Amit Goswami
Current PhD Student
Use of surface coatings in phase-change enhancement
Phase-change heat transfer is common in day-to-day applications, like in cooling of many electronic circuits. The general idea of using a phase change is to exploit the large energy associated in a phase transformation process. For example, condensers are critical units in many power plants. It is observed that the condensation can take place on a surface in two manners: film-wise condensation and drop-wise condensation. Where film-wise condensation refers to the formation of the condensate on a surface in form of a film, drop-wise condensation occurs in form of tiny droplets which when grow bigger with condensation, are removed from the surface. Thus, film-wise condensation limits the direct contact of the condensing vapor with the heat transfer surface due to the presence of the condensate film over the surface. Drop-wise condensation can efficiently drain the condensate in form of droplets, hence continuously has exposed heat transfer surface for maintained and enhanced condensation. Many studies have reported the heat transfer coefficients in drop-wise condensation to be an order of magnitude higher than film-wise condensation owing to this property.
The most commonly adopted technique to achieve drop-wise condensation relies on creating a low surface energy surface which can efficiently remove the condensate droplets. These surfaces show extremely high mobility of condensate droplets, also resulting in a cleaning effect on the surface by the moving droplets. Therefore, low energy surfaces not only provide a high efficiency condensation, but also reduced surface contamination arising from various practical conditions (Figure 1).

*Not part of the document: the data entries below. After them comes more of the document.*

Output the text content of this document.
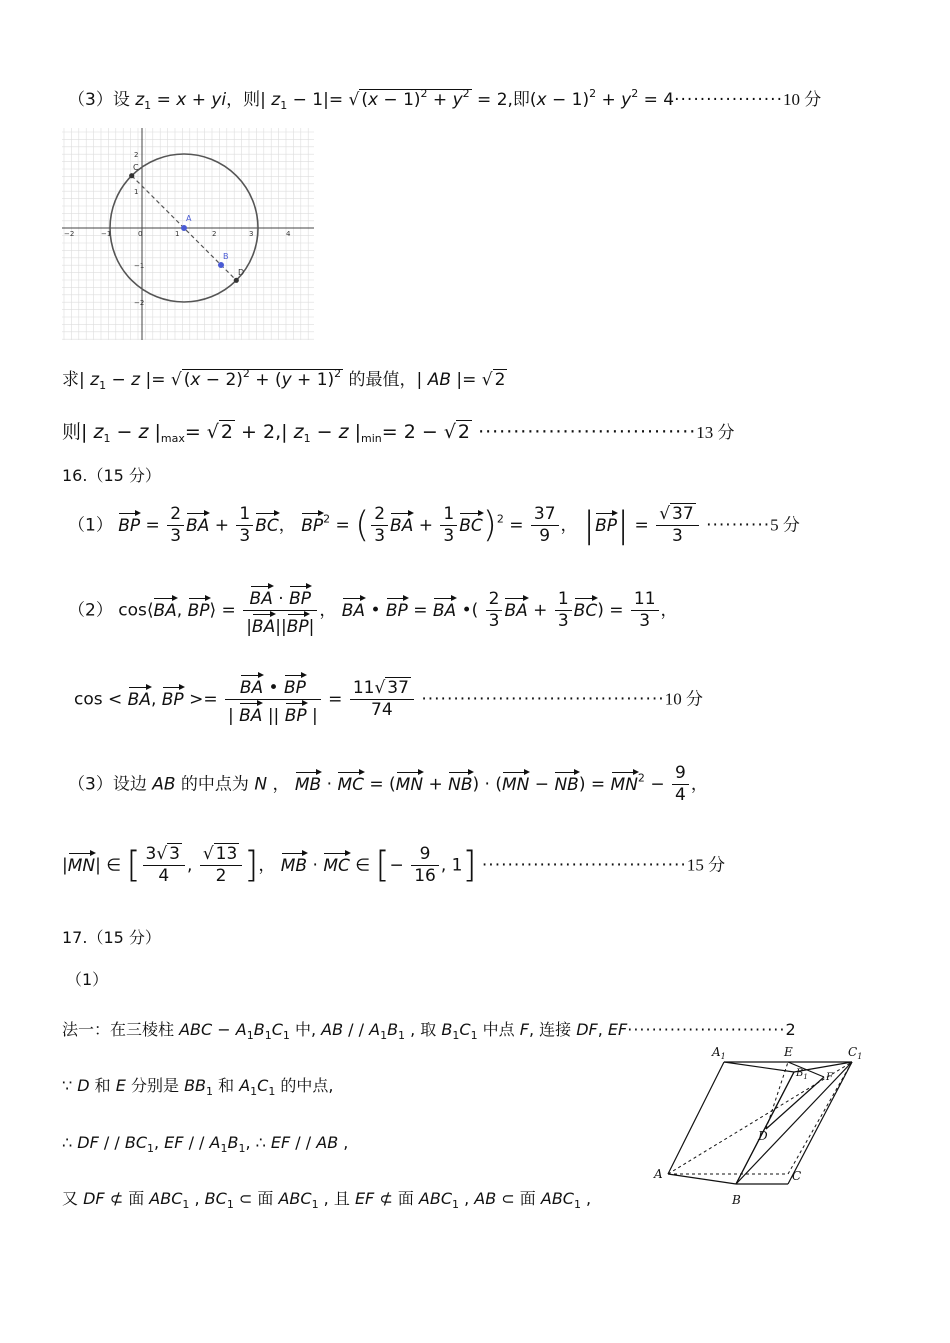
（3）设 $z_1 = x$ + yi，则| $z_1 - 1|=$ √ $(x - 1)^2 + y^2 = 2$,即$(x - 1)^2 + y^2 = 4\cdot\cdot\cdot\cdot\cdot\cdot\cdot\cdot\cdot\cdot\cdot\cdot\cdot\cdot\cdot\cdot\cdot 10$ 分
−2	−1	0	1	2	3	4
2
1
−1
−2
C
A
B
D
求| $z_1 - z$ |= √ $(x - 2)^2 + (y + 1)^2$ 的最值，| AB |= √ 2
则| $z_1 - z$ $|_{max}=$ √ 2 + 2,| $z_1 - z$ $|_{min}= 2$ − √ 2 ·······························13 分
16.（15 分）
（1） BP = $\frac{2}{3}$ BA + $\frac{1}{3}$ BC， $BP^2$ = ( $\frac{2}{3}$ BA + $\frac{1}{3} BC)^2 = \frac{37}{9}$ ， $|BP| = \frac{√ 37}{3} \cdot\cdot\cdot\cdot\cdot\cdot\cdot\cdot\cdot\cdot 5$ 分
（2） cos⟨BA, BP⟩ = $\frac{BA \cdot BP}{|BA||BP|}$ ， BA • BP = BA •( $\frac{2}{3}$ BA + $\frac{1}{3} BC) = \frac{11}{3}$ ，
cos < BA, BP >= $\frac{BA • BP}{| BA || BP |} = \frac{11√ 37}{74} \cdot\cdot\cdot\cdot\cdot\cdot\cdot\cdot\cdot\cdot\cdot\cdot\cdot\cdot\cdot\cdot\cdot\cdot\cdot\cdot\cdot\cdot\cdot\cdot\cdot\cdot\cdot\cdot\cdot\cdot\cdot\cdot\cdot\cdot\cdot\cdot\cdot\cdot 10$ 分
（3）设边 AB 的中点为 N ， MB · MC = $(MN + NB) \cdot (MN - NB) = MN^2 - \frac{9}{4}$ ，
|MN| ∈ [ $\frac{3√ 3}{4}$ , $\frac{√ 13}{2}$ ]， MB · MC ∈ [− $\frac{9}{16}$ , 1] ································15 分
17.（15 分）
（1）
法一：在三棱柱 ABC − $A_1B_1C_1$ 中, AB / / $A_1B_1$ , 取 $B_1C_1$ 中点 F, 连接 DF, EF··························2
∵ D 和 E 分别是 $BB_1$ 和 $A_1C_1$ 的中点,
∴ DF / / $BC_1$, EF / / $A_1B_1$, ∴ EF / / AB ,
又 DF ⊄ 面 $ABC_1$ , $BC_1$ ⊂ 面 $ABC_1$ , 且 EF ⊄ 面 $ABC_1$ , AB ⊂ 面 $ABC_1$ ,
$A_1$	E	$C_1$
$B_1$ F
D
A	C
B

However, the practical realization of dropwise condensation in industrial conditions still is a challenge. Due to the high temperatures and pressures encountered in most industrial scale heat exchangers (eg. Power plants), even the drop-wise condensation transforms to film-wise mode in short period of time therefore degrading process efficiency. Therefore, the primary objectives of my research work are-
- Identification and development of surface coatings with low surface energy and high antifouling and self-cleaning properties.
- Developing micro/nano surface features to promote condensate removal in severe industrial process conditions.
Profile:
Before joining IT Sligo, I completed my bachelor’s and master’s degree in ‘Mechanical Engineering’ from Indian Institute of Information Technology, Design and Manufacturing, Kancheepuram India in May 2019. In my bachelor’s degree, I specialized in ‘Design and manufacturing’. My master’s specialization is in Advanced manufacturing.
Papers
Submitted manuscripts-
- ‘Surface Modifications to Enhance Dropwise Condensation’, Amit Goswami, Suresh C. Pillai, Gerard McGranaghan*, (Under revision)
- ‘2D Materials for Wastewater Treatments’, Nishanth Thomas, Amit Goswami, Kris O’Dowd, Gerard McGranaghan, Suresh C. Pillai*, (Under revision)
- ‘2D MoS2-based photocatalysts: Structure, mechanisms and environmental applications’, Nishanth Thomas, Snehamol Mathew, Keerthi M Nair, Kris O’Dowd, Parnia Forouzandeh, Amit Goswami, Gerard McGranaghan, Suresh C. Pillai*(Under review)
Under preparation-
- ‘Antifouling surface coatings for heat exchangers’, Amit Goswami, Suresh C. Pillai, Gerard McGranaghan*.
- ‘Advances in marine antifouling nanoscale polymer based coatings’, Amit Goswami, Gerard McGranaghan, Suresh C. Pillai*.